The relay coil just takes the current it needs (as determined by the coil resistance) which has nothing to do with the 6A load.
The 6A is carried by the relay contacts.

But I see no purpose for the relay, as it's always closed when the battery is connected, no different then if the battery were connected directly to the charger.
How will this relay "isolate" the charger from the battery?

#### 250ptm

Joined Jul 29, 2010
50

To clarify, my charger is connected to mains power through a programmable timer, even when the timer shuts off power to the charger, it is still physically connected to the battery terminals.
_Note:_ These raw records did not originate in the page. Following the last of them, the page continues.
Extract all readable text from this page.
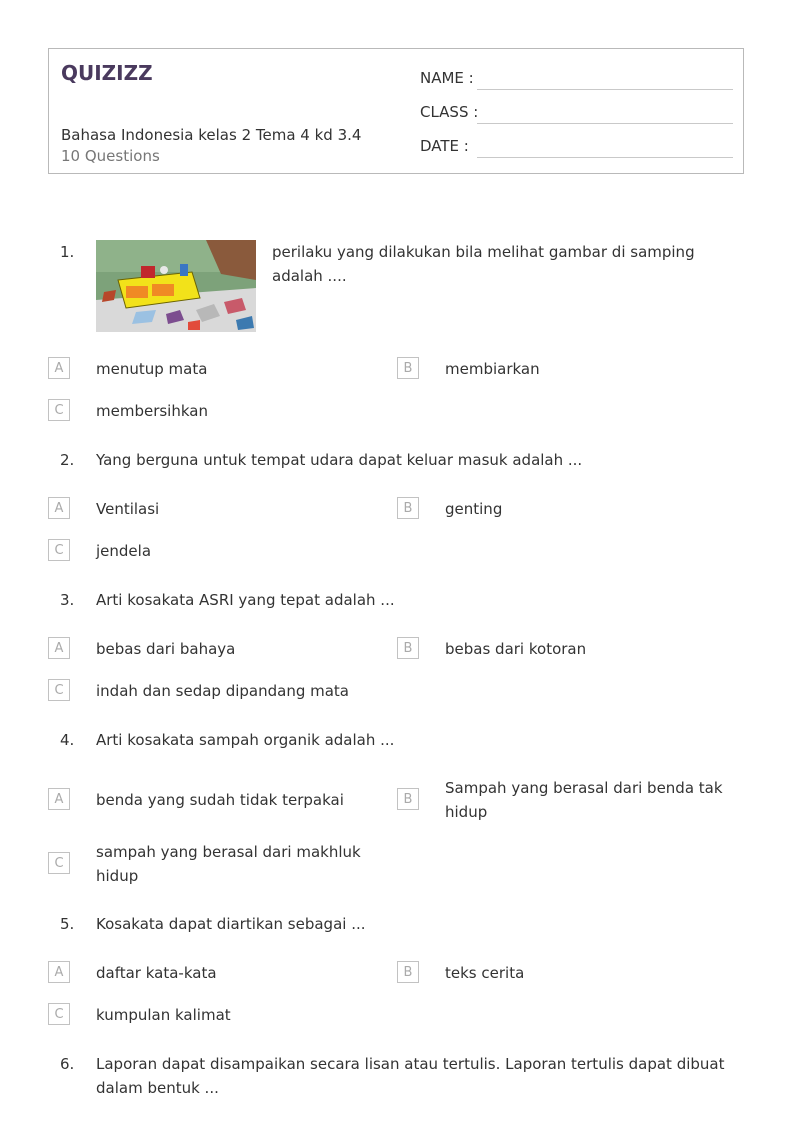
QUIZIZZ
Bahasa Indonesia kelas 2 Tema 4 kd 3.4
10 Questions
NAME :
CLASS :
DATE :
1.	perilaku yang dilakukan bila melihat gambar di samping adalah ....
A	menutup mata	B	membiarkan
C	membersihkan
2. Yang berguna untuk tempat udara dapat keluar masuk adalah ...
A	Ventilasi	B	genting
C	jendela
3. Arti kosakata ASRI yang tepat adalah ...
A	bebas dari bahaya	B	bebas dari kotoran
C	indah dan sedap dipandang mata
4. Arti kosakata sampah organik adalah ...
A	benda yang sudah tidak terpakai	B
Sampah yang berasal dari benda tak hidup
C
sampah yang berasal dari makhluk hidup
5. Kosakata dapat diartikan sebagai ...
A	daftar kata-kata	B	teks cerita
C	kumpulan kalimat
6. Laporan dapat disampaikan secara lisan atau tertulis. Laporan tertulis dapat dibuat dalam bentuk ...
My charger indicator led's draw approx 30mA whenever it is connected to the battery terminals, even without mains power.

My idea was to isolate the charger LED draw while it is still connected to the battery , so once the timer shuts down mains power, the 12v relay opens and isolates the charger parasitic draw. I have also added a diode between terminals 85 and 30. Since the relay is removeable , it allows me to use the charger normally without a mains timer.

The thing i was not clear about is whether the coil would be affected by the 6A draw from the battery. You have clarified that for me, Thanks again.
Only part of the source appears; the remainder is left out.